Fresh off lawmakers’ August break, the chairmen of two House Financial Services subcommittees are gearing up to take a fine-tooth comb on Thursday to the goings-on at the Financial Industry Regulatory Authority and zero in on “Legislative Proposals for a More Efficient Regulatory Regime.”

Among the six bills to be considered by the Financial Institutions and Consumer Credit Subcommittee is the Systemic Risk Designation Improvement Act of 2017, which amends the Dodd-Frank Act’s classification of financial institutions that are considered a systemic risk.

The Capital Markets, Securities and Investment Subcommittee is expected to tackle in its hearing oversight of FINRA, the self-regulator’s current regulatory agenda, the role of self-regulation in the U.S. capital markets, FINRA’s SRO structure and its relationship with and oversight by the Securities and Exchange Commission.

The Senate Banking Committee plans to mark up the same day S. 1463, the Financial Stability Oversight Council Insurance Member Continuity Act, which would adjust the rules that apply to the “independent member” of the Financial Stability Oversight Committee who has insurance expertise. 

Like the Senate bill, companion legislation in the House allows the independent insurance expert to serve up to 18 months.

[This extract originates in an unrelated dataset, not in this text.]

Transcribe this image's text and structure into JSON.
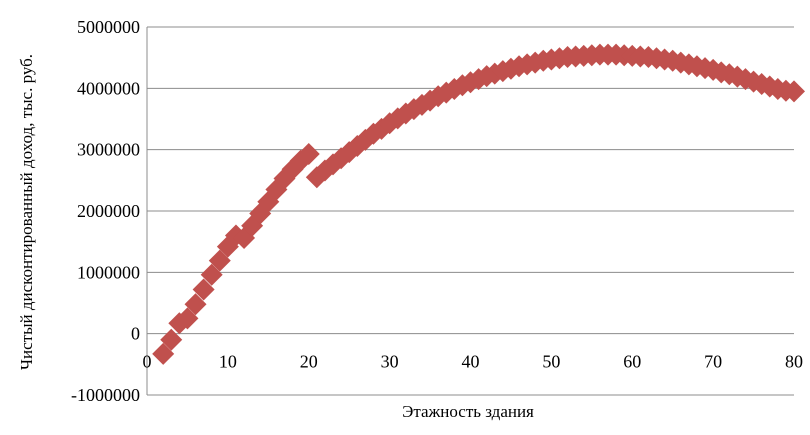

Enacting H.R. 3110, the Financial Stability Oversight Council Insurance Member Continuity Act, sponsored by Reps. Randy Hultgren, R-Ill., and Maxine Waters, D-Calif., “would not significantly increase net direct spending or on-budget deficits in any of the four consecutive 10-year periods beginning in 2028,” according to a recently released Congressional Budget Office analysis.